Seattle composer Nat Evans’ “storytelling-style performance work,” Flyover Country, “uses [his] family history from 1710–1940 as a lens to look at ecological destruction, genocide of indigenous people, capitalism, and food systems in the United States”—in short, all the things Laura Ingalls Wilder neglected to mention. It’s built out of “archival family images, images from site visits, drawings, dreams, music, and spoken text.” The Grocery Studios, thegrocerystudios.com. $5–$20. 8 p.m. Sat., May 19–Sun., May 20.
Lady Windermere’s Fan, from 1891, was Oscar Wilde’s first comedy—combining marital and maternal secrets, delayed revelations, and fragrantly arch one-liners according to a recipe he later perfected in An Ideal Husband, then sent up in The Importance of Being Earnest. Taproot Theatre, taproottheatre.org. $27–$50. Opens May 16. 7:30 p.m. Wed. & Thurs., 8 p.m. Fri., 2 & 8 p.m. Sat. Ends June 23.

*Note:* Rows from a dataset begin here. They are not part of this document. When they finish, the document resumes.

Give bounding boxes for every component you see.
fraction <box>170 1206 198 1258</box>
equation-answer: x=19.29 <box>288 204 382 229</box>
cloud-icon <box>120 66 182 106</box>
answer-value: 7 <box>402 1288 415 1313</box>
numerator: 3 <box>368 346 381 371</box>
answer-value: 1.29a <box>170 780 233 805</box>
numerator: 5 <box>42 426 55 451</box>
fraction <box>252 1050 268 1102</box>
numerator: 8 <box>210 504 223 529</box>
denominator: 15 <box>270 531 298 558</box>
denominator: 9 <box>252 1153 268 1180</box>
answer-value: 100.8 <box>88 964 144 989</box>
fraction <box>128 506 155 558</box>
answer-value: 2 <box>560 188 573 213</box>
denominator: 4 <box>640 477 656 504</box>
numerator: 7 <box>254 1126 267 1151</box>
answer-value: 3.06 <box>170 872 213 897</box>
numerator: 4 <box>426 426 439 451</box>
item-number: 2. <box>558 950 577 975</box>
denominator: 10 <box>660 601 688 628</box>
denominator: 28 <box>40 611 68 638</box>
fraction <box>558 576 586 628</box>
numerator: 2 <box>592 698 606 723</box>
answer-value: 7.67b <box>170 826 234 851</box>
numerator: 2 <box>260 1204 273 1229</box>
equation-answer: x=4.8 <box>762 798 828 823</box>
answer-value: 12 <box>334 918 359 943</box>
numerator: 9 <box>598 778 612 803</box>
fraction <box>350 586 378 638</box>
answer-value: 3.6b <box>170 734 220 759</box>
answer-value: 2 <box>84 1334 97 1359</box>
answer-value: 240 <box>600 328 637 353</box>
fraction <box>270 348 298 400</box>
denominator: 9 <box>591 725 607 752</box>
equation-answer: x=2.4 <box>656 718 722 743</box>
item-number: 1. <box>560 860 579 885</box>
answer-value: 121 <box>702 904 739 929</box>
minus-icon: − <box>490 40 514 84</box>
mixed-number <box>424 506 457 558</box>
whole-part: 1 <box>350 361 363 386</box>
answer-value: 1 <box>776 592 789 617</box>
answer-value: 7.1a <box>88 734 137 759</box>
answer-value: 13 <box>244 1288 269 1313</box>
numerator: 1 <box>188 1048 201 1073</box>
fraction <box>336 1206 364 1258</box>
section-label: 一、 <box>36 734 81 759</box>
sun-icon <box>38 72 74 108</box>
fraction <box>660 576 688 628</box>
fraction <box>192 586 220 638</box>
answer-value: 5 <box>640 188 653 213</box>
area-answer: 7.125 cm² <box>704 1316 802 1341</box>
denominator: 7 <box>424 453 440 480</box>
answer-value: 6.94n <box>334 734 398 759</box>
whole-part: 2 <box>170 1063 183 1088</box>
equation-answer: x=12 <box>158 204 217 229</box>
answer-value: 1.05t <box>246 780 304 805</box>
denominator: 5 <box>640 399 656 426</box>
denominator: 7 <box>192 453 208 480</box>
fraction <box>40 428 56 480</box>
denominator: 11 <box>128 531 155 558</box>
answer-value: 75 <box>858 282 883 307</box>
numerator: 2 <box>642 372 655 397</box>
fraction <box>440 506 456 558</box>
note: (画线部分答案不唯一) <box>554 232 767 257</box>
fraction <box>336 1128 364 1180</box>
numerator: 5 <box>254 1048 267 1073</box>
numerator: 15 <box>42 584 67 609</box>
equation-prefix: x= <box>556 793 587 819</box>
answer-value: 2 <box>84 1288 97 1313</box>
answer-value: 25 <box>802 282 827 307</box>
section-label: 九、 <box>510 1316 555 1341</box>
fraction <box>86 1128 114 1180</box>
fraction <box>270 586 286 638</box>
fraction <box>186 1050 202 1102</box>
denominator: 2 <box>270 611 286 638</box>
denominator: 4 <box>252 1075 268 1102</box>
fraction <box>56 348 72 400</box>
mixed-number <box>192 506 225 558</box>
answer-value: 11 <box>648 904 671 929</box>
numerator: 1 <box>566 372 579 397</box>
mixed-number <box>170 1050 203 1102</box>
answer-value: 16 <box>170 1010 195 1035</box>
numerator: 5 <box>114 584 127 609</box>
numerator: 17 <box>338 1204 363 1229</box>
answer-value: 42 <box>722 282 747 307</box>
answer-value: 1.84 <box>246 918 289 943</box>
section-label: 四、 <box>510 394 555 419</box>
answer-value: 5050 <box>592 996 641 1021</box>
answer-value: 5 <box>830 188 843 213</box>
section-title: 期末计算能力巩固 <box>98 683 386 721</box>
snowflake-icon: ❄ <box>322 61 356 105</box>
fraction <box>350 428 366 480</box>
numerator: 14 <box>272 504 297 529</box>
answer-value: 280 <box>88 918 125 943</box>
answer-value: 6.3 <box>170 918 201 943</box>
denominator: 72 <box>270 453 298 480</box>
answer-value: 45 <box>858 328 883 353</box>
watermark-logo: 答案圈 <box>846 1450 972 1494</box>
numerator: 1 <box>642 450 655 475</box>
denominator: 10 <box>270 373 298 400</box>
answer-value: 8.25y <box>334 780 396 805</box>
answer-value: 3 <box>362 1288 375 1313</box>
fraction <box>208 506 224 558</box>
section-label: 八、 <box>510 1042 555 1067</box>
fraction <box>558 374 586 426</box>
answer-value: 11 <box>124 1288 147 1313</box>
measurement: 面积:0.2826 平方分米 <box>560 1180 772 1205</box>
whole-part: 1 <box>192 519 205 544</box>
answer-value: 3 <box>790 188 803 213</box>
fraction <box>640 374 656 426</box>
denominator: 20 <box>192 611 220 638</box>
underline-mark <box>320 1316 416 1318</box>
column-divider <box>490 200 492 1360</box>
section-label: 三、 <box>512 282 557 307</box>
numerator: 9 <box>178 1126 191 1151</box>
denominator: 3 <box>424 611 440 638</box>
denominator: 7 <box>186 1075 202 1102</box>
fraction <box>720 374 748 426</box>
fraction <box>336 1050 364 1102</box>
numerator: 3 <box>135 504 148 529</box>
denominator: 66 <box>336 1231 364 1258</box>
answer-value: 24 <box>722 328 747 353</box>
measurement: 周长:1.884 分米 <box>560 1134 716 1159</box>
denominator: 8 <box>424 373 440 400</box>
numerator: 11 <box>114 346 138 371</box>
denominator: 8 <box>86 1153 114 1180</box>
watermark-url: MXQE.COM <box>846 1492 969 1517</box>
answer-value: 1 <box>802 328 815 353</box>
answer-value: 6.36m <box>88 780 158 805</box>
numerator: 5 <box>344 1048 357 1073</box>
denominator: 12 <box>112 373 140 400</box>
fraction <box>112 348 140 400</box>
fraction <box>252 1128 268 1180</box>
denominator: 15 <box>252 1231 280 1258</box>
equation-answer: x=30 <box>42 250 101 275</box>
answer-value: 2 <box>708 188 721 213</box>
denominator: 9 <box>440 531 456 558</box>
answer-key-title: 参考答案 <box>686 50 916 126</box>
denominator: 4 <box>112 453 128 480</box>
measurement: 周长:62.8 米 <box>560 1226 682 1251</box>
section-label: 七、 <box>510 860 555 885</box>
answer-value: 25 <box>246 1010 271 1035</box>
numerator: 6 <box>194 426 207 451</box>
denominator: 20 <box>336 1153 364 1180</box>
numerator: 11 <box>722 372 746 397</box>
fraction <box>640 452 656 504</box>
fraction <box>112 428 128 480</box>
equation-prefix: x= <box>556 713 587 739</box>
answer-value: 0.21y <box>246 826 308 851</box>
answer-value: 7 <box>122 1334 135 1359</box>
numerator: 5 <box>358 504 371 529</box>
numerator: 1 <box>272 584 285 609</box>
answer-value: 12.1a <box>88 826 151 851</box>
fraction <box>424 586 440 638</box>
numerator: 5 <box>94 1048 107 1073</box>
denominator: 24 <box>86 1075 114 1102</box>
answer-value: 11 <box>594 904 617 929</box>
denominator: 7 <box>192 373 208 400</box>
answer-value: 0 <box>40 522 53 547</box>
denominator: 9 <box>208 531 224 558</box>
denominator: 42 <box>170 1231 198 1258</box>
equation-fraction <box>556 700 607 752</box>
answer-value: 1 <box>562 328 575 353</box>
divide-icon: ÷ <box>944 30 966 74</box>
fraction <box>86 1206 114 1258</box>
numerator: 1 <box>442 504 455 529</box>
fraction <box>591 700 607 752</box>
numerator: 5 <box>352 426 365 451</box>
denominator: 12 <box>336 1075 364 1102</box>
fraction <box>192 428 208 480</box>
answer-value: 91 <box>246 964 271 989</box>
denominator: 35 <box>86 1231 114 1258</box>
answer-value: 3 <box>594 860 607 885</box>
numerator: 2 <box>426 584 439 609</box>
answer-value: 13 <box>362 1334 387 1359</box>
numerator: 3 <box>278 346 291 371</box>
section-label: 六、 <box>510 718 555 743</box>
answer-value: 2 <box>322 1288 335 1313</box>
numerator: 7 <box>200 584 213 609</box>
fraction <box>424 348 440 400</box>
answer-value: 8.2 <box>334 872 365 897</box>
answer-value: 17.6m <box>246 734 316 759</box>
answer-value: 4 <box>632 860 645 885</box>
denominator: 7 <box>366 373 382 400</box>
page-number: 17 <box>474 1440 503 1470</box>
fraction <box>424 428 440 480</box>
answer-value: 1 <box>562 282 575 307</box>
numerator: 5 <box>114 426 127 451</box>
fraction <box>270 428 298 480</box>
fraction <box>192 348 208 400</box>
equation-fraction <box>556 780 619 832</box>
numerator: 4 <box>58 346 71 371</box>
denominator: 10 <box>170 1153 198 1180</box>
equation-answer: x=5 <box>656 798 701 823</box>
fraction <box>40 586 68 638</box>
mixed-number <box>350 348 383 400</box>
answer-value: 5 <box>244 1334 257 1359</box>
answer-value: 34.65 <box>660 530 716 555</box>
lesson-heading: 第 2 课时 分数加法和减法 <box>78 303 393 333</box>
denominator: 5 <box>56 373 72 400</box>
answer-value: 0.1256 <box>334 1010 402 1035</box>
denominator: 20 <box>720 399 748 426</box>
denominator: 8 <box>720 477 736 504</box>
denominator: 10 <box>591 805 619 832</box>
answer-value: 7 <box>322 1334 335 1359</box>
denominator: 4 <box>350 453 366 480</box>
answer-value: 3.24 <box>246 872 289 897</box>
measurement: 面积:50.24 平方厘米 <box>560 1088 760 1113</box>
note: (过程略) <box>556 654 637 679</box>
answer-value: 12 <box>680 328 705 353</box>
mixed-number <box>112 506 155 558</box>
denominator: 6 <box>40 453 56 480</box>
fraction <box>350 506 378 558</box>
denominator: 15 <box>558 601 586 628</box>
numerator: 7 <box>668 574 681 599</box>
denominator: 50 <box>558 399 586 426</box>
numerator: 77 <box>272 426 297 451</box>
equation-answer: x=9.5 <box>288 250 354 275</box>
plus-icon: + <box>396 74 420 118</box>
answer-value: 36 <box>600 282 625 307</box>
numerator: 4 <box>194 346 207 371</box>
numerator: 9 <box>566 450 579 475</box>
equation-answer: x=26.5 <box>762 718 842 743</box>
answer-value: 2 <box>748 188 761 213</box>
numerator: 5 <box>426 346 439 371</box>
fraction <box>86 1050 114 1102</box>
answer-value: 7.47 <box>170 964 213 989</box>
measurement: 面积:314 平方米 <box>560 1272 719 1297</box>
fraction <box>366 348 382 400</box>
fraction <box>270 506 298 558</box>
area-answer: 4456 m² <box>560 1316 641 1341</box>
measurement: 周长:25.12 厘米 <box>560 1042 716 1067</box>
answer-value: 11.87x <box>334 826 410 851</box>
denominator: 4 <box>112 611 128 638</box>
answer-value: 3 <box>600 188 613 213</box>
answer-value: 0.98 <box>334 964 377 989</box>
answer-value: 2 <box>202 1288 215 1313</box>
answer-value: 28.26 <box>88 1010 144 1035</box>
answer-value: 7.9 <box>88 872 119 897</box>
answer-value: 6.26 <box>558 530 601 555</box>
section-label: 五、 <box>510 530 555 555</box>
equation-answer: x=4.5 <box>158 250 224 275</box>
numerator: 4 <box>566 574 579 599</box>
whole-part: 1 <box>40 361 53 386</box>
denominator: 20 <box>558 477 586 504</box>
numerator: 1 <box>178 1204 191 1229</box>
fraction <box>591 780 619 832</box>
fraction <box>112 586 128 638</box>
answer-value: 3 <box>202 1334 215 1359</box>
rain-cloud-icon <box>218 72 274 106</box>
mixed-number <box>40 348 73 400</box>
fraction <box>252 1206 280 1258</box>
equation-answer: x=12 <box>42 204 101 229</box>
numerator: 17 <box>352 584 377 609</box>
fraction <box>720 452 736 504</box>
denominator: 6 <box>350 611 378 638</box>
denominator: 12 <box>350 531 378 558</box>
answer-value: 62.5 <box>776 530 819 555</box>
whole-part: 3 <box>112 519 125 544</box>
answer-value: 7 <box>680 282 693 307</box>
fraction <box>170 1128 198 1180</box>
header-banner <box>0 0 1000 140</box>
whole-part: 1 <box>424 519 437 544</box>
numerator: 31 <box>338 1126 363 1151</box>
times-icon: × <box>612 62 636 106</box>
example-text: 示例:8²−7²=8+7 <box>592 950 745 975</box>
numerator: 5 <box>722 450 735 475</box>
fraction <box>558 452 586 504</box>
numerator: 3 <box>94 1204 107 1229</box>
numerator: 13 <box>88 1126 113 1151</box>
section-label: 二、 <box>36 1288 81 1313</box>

In What’s Missing?, collaborating choreographers Donald Byrd and Beth Corning explore subjectivity, truth, and alternate facts; one critic called it “the most clear-eyed, and most despairing, artistic response to [the 2016] election that I’ve seen to date.” Spectrum Dance Theater, spectrumdance.org. $20. 8 p.m. Thurs., May 17–Sat., May 19.
The Synchronized Rotations of Sounds in Spaces is a piece—and an installation, kind of—for live musicians and Sonic Lighthouses, devices invented by Jimmy Johnson which “spin a highly focused beam of sound around a horizontal plane. The experience of sound emitted from this device depends entirely on the space you are in, the speed of rotation, and the type of sound input.” Sound sources include music by Billie Holiday, Maryanne Amacher, and Bette Midler. Chapel Performance Space, Good Shepherd Center, waywardmusic.com. $5–$15. 8 p.m. Sat., May 19.
“A little unsettling, a touch exhilarating, and something of a relief” is how Paul Simon described his decision to end regular concert touring—an announcement that when he tweeted in on February 5 must have crushed the fans he’s gathered over half a century. (He did leave the door open for “the occasional performance” for charity.) Seattle’s the second stop on the tour slated to end July 15 in London. KeyArena, Seattle Center, keyarena.com. $46–$170. 8 p.m. Fri., May 18.
The surf-rock queens of La Luz may have packed up and moved to sunnier California pastures, but the Hardly Art quartet still has Seattle in its heart. The group’s new album, Floating Features, takes things in a dreamy, hi-fi direction, displaying the confidence to drift away from Shana Cleveland’s breakneck surf-guitar riffs and ease into slow, swaying numbers that hang like sweet, fragrant clouds of smoke. Check out the new tunes when La Luz returns to its old stomping grounds for two shows: The Crocodile for the older set and The Vera Project for the all-ages crowd. The Crocodile & Vera Project, thecrocodile.com & theveraproject.org, $20. Thurs. 8 p.m. May 17 & Fri., May 18.